Громила, как я понимаю, обязан исполнить приказ главарей до отбоя. Они решили, что мне не следует дожить до утра. Ведь завтра приедет следователь, и я смогу кого-то сдать копам. Что ж, они рассуждают логично. Сам бы так решил, оказавшись на их месте. Здесь, в тюряге, никто не потребует у тебя объяснений, не поинтересуется мотивами. Тут не принято верить словам. Если ты нарушил неписаные правила, то должен понести наказание. Самому набиваться на встречу с начальником нельзя ни в коем случае.

Небо над «Лисьими Норами» затянуто тучами. Моросит мелкий дождь. Заключенные прячутся под навесами, а я, наоборот, стою посередине баскетбольной площадки и, задрав голову, смотрю в небо. Теплые капли падают мне на лицо. Я глубоко вдыхаю влажный воздух. Он пахнет не только выжженной травой, но и свободой. Я чувствую этот запах, хотя никогда раньше не ощущал его за стенами тюрьмы.

Неподалеку от меня прогуливается и Ас – черный ворон со сломанным крылом. Его подобрал на дворе и выходил Джэкоб-Апостол. Птица не может больше летать, и жалко смотреть, как она по вечерам, когда его собратья огромной черной тучей пролетают над нашей тюрягой, возвращаясь с городской свалки, пытается оторваться от земли.

Ас и сейчас пытается взлететь, машет крыльями, разбегается. Но самое большее, что ему удается, – это продержаться в воздухе несколько секунд, не больше, чем курице. Бедняга. Небо уже недостижимо для него, и остаток своих дней он проведет в «Лисьих Норах», наблюдая за своими собратьями.

И тут я замечаю краем глаза, как темнокожий громила выходит из-под навеса. Он сбросил майку, демонстрируя свои накачанные мышцы. Это не человек, а машина для убийства. Правую ладонь он держит вывернутой, пальцы не сжаты в кулаки – похоже, что так он прячет самодельный нож. В тюрьме делают смертельно опасные ножи из чего угодно. В ход идут даже шариковые ручки. Можно, конечно, побежать, позвать охрану. Но у меня есть гордость. Свои проблемы я должен решить сам. Или не решить, а уйти из жизни. Похоже, это сейчас и произойдет. У меня мало шансов против громилы, которому поручили прикончить меня. Он весит раза в три больше и на голову выше. Это просто сгусток мышц.

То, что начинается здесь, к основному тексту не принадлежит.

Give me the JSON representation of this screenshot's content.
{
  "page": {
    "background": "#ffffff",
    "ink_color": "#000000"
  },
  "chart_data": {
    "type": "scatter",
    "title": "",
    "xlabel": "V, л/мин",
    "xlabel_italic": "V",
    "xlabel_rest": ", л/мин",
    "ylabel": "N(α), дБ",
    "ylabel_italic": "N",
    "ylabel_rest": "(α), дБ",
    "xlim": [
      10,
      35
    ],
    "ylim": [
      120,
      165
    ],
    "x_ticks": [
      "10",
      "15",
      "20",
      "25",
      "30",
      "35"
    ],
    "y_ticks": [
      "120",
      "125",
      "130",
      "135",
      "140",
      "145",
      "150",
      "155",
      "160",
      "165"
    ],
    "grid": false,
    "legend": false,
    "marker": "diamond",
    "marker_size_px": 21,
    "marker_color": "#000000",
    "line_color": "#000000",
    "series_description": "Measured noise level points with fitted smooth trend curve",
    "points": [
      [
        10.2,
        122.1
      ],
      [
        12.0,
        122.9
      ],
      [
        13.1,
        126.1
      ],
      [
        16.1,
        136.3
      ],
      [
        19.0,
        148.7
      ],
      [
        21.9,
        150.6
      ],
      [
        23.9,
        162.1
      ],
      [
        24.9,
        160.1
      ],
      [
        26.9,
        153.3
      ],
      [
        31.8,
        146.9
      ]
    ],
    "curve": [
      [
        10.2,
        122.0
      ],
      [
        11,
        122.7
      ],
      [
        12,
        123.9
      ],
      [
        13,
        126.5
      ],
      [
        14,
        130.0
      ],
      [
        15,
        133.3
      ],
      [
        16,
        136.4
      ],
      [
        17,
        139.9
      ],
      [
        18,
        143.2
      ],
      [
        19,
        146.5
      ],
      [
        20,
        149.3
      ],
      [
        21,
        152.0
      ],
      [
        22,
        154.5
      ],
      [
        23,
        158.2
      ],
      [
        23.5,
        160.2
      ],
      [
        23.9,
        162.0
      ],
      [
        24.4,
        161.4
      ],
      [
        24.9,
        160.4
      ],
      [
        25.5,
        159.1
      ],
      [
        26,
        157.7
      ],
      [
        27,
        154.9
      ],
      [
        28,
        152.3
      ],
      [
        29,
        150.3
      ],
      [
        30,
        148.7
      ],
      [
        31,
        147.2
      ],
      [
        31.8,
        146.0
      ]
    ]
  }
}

Делаю вид, что не замечаю его приближения. Если я сумею выбить у него нож, то у меня появится хоть маленький шанс спасти жизнь.





– Эй, повернись ко мне лицом, ублюдок, – негромко произносит громила.

Все же и он хочет соблюсти кое-какие правила. Нельзя бить ножом в спину. Заключенные смотрят на нас. Подобные схватки происходят не так уж часто, и это увлекательное зрелище. Я поворачиваюсь лицом к своему противнику. С десяток секунд мы смотрим друг другу в глаза. Если он убьет меня, я не смогу помочь Полу. Какой же глупой и нелепой будет моя смерть. А во взгляде темнокожего убийцы сквозит уверенность, что он с легкостью прикончит меня. Он взмахивает рукой. Мне удается уклониться с траектории ножа. Это именно нож – я успеваю заметить между пальцев короткое лезвие, которым мой убийца хотел полоснуть меня по лицу.

Использую для спасения любую возможность – мне удается схватить его за руку и вывернуть ее, нож падает на мокрую землю. Но это единственный мой успех. Громила хватает меня. Я понимаю, что уже не смогу вырваться из его объятий. Меня хватает только на то, чтобы зацепить нападающего ногой и упасть вместе с ним на землю. Он сильнее меня, грузнее.

Никто из заключенных не вмешивается. Мой убийца обязан справиться сам. И он справляется. Темнокожий уже сидит на мне, придавив к каменистой земле всем своим весом. К нам бегут охранники с дубинками, но им не успеть. Громила заносит надо мной сжатые кулаки – он намеревается одним ударом размозжить мне голову. Если не удастся, то времени у него еще хватит на то, чтобы сломать мне шею.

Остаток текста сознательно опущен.